On Mon, 2012-10-01 at 09:09 -0500, Endi Sukma Dewata wrote:
On 9/28/2012 1:18 PM, Andrew Wnuk wrote:
> On 09/25/2012 08:11 PM, Endi Sukma Dewata wrote:
>> Some synchronized methods in CertificateRepository have been moved
>> into CertStatusUpdateThread to avoid blocking other synchronized
>> methods too long.
>>
>> Ticket #313
> NACK.
>
> processRevokedCerts - seems to be use only by CRLIssuingPoint and it is
> not used by CertificateRepository maintenance thread therefore I so not
> reason to move processRevokedCerts to CertStatusUpdateTask.
Just to clarify the IRC discussion last week, this patch is supposed to
address the long blocking issue by reverting to Dogtag 9 behavior,
assuming the Dogtag 9 has the correct behavior.
In Dogtag 9 the processRevokedCerts() exists in CRLIssuingPoint class as
shown in this simplified code:
public void processRevokedCerts(IElementProcessor p) {
// NOTE: dangerous cast.
// correct way would be to modify interface and add
// accessor but we don't want to touch the interface
CertificateRepository cr = (CertificateRepository)mCertRepository;
synchronized (cr.mCertStatusUpdateThread) {
CMS.debug("Starting processRevokedCerts (entered lock)");
list = mCertRepository.findCertRecordsInList(...);
list.processCertRecords(...);
CMS.debug("processRevokedCerts done");
}
}
There are some issues in the above code:
1. In Dogtag 9 the mCertRepository is being downcasted to
CertificateRepository. As indicated by the comment in the code this is
dangerous and we are supposed to modify the ICertificateRepository
interface. In Dogtag 10 this was fixed by adding a new method called
processRevokedCerts() into the interface so it's no longer necessary to
downcast mCertRepository. The above code will now look like this:
public void processRevokedCerts(IElementProcessor p) {
mCertRepository.processRevokedCerts(...);
}
2. In Dogtag 9 the code locks the mCertStatusUpdateThread which is an
attribute of the mCertRepository. This is not a good OO practice because
it's breaking the encapsulation. We could add a method
getCertStatusUpdateThread() but it's still not a good solution because
the thread class is a private class of CertificateRepository. The
CRLIssuingPoint isn't supposed to see the thread object. This patch
addresses this issue by moving the above code into
CertificateRepository's processRevokedCerts(). This way the certificate
repository can lock its own thread without breaking encapsulation.

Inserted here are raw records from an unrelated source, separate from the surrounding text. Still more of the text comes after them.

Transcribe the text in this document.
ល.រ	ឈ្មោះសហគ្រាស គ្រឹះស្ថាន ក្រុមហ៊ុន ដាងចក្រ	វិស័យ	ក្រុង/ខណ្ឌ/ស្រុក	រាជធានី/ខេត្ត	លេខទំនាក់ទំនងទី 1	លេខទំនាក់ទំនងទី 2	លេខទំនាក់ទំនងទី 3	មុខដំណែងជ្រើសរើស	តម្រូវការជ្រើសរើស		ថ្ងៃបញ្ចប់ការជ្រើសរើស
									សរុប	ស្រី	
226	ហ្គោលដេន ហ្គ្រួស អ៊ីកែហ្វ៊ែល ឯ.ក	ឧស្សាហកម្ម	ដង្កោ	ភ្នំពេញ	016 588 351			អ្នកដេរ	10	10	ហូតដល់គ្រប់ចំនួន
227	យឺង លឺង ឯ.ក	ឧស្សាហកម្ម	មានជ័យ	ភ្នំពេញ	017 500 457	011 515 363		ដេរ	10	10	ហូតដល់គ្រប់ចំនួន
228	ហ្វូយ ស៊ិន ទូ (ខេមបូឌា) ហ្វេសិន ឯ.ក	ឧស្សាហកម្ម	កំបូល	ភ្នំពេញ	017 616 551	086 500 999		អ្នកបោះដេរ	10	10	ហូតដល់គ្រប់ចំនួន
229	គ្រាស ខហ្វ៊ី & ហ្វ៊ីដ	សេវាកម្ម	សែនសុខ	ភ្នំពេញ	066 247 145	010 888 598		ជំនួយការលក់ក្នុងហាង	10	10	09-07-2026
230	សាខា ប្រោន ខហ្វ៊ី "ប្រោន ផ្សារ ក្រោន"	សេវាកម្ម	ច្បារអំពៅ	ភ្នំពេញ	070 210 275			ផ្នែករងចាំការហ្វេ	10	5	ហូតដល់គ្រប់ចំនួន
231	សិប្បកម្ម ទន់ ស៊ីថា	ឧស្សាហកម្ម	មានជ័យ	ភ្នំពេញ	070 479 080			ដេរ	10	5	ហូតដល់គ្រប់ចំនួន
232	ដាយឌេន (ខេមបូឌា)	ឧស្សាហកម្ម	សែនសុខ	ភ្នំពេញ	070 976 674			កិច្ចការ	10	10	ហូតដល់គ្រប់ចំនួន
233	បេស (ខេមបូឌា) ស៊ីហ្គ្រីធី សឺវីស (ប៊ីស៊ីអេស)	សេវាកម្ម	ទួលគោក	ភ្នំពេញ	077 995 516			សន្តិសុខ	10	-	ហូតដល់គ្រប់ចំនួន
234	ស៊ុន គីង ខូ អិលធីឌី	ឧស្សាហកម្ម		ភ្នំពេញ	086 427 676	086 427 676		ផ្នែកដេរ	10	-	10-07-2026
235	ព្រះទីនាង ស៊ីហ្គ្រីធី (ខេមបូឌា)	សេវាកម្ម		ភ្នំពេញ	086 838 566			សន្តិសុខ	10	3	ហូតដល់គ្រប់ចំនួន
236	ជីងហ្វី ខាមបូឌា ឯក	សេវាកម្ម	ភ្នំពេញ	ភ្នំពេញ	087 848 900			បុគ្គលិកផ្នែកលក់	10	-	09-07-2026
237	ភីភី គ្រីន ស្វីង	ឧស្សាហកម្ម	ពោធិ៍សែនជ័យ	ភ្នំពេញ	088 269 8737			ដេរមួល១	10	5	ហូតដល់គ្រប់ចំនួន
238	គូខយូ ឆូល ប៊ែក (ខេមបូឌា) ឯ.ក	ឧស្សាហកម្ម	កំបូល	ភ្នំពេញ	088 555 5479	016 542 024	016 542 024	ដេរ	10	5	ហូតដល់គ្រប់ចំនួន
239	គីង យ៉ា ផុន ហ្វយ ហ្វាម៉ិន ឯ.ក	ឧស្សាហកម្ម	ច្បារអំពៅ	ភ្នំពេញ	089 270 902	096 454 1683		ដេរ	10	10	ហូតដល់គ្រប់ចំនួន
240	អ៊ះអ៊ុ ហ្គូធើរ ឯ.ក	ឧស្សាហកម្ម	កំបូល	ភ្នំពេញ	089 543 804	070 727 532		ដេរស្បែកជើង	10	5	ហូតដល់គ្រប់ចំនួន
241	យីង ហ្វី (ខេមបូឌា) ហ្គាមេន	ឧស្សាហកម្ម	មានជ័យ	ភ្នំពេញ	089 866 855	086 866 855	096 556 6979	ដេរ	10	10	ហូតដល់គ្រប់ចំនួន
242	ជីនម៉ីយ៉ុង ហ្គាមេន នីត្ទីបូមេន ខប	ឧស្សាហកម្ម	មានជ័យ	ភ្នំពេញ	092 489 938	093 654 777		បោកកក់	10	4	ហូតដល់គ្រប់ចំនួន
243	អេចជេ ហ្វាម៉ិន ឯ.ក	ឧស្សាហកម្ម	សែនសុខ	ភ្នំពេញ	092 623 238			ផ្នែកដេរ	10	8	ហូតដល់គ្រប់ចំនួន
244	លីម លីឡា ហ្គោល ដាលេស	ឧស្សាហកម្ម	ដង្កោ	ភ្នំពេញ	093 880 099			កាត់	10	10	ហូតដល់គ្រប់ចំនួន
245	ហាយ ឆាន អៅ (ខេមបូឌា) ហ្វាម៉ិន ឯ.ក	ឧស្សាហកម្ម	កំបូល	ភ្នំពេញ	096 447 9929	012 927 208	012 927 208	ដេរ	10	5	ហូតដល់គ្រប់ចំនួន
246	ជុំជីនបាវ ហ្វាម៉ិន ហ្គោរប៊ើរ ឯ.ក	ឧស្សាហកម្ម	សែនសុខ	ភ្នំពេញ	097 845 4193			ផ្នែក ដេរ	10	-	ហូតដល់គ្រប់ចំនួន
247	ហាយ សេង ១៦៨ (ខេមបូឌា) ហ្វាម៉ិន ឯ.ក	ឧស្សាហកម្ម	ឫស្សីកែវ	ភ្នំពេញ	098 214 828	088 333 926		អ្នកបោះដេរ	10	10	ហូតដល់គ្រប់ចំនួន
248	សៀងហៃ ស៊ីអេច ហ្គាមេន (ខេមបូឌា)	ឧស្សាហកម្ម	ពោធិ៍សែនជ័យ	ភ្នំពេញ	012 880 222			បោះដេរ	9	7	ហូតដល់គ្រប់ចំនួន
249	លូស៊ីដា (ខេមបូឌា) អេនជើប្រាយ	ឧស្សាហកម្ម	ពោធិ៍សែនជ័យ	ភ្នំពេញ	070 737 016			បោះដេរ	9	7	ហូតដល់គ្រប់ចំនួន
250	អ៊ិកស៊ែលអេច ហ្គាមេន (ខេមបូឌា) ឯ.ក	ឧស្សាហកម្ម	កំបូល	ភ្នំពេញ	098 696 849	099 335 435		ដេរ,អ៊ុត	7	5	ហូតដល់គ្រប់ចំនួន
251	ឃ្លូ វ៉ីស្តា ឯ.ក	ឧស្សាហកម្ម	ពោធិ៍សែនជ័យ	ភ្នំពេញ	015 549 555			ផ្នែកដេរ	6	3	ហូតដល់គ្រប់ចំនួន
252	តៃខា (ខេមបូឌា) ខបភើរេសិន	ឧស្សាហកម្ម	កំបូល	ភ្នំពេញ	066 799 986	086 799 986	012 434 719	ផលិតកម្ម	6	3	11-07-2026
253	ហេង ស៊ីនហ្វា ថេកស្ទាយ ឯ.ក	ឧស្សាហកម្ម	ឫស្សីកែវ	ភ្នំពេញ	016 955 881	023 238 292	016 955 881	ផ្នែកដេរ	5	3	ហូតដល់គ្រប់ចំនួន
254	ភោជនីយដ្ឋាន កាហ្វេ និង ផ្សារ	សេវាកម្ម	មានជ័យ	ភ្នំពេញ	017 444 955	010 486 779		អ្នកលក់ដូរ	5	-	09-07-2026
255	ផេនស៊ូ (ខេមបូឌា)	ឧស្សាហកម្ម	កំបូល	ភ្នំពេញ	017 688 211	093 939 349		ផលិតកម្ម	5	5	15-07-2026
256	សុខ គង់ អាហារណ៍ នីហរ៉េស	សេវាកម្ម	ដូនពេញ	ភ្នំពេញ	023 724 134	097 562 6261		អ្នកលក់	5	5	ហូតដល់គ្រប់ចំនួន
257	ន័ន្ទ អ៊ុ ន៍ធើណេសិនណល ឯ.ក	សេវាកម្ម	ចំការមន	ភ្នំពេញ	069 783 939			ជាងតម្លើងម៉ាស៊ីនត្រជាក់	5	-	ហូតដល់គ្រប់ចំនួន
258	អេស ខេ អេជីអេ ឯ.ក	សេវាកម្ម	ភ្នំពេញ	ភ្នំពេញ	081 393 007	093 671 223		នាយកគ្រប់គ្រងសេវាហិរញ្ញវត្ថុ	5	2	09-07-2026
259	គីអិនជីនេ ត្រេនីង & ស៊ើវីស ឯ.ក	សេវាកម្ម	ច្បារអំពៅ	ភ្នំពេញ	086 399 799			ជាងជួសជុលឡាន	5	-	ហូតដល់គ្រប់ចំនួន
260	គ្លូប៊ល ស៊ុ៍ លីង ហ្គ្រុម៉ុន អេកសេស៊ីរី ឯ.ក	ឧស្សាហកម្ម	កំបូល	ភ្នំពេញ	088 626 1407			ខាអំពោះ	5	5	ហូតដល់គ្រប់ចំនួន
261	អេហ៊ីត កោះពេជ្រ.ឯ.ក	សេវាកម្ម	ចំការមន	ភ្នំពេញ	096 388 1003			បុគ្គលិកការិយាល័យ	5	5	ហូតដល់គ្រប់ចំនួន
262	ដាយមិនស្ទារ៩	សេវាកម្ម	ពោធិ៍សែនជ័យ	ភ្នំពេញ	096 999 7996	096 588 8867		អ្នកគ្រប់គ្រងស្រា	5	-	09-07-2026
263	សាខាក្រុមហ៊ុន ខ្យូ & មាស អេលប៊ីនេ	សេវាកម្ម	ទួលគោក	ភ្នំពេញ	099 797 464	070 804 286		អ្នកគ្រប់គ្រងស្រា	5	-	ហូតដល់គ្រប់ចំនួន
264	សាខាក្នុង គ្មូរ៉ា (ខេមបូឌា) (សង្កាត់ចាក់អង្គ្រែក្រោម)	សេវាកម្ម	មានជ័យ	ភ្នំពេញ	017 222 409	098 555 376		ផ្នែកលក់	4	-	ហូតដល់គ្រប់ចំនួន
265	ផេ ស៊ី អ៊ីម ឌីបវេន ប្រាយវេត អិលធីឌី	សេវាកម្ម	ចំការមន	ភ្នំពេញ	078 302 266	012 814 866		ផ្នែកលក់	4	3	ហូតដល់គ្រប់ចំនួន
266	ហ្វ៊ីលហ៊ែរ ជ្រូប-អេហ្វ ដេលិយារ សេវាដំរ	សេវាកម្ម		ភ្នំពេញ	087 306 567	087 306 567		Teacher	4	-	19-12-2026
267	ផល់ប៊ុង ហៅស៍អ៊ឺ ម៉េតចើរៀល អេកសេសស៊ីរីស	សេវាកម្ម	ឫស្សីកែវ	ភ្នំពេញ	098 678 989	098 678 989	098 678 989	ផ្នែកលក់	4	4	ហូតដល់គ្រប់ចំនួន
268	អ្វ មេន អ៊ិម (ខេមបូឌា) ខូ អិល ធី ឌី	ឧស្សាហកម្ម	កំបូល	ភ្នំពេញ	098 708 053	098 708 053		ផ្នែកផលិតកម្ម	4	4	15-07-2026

public void processRevokedCerts(IElementProcessor p) {
synchronized (mCertStatusUpdateThread) {
CMS.debug("Starting processRevokedCerts (entered lock)");
list = this.findCertRecordsInList(...);
list.processCertRecords(...);
CMS.debug("processRevokedCerts done");
}
}
This, however, is not the final code. See the following point.
3. In Dogtag 9 the locking is done using a synchronized block. While it
works just fine, the code could be implemented with a synchronized
method which would be cleaner: the object being locked is implicit, and
here we block the whole method which has a well defined boundary,
instead of a piece of code in the middle of a method.
I agree with points 1 and 2. It makes sense to have
processCertRecords() as a method within CertificateRepository, so that
it can lock its own private thread. I would be OK with the code in
point 2 above.
I'm not sure I agree that locking using a synchronized method is any
cleaner though. The patch moves code which does not is not executed by
the maintenance thread into the maintenance thread, purely for the sake
of elucidating synchronization. The maintenance thread should contain
only the methods that it executes.
With this patch the Dogtag 10 is supposed to have the same behavior
as
Dogtag 9 that they both guarantee mutual exclusion of the following code:
list = this.findCertRecordsInList(...);
list.processCertRecords(...);
and the following code:
_cr.updateCertStatus();
_cr.checkRanges();
_rr.checkRanges();
And the execution of either of the above code wouldn't block
modifyCertificateRecord().
It would be difficult to prove correctness of undeterministic code by
testing. Testing would prove if there's an error in the code, but no
error even after extensive testing doesn't mean it's correct. The best
way to review this patch is I think by analyzing the code, following the
logic, comparing with previous code, and some basic testing.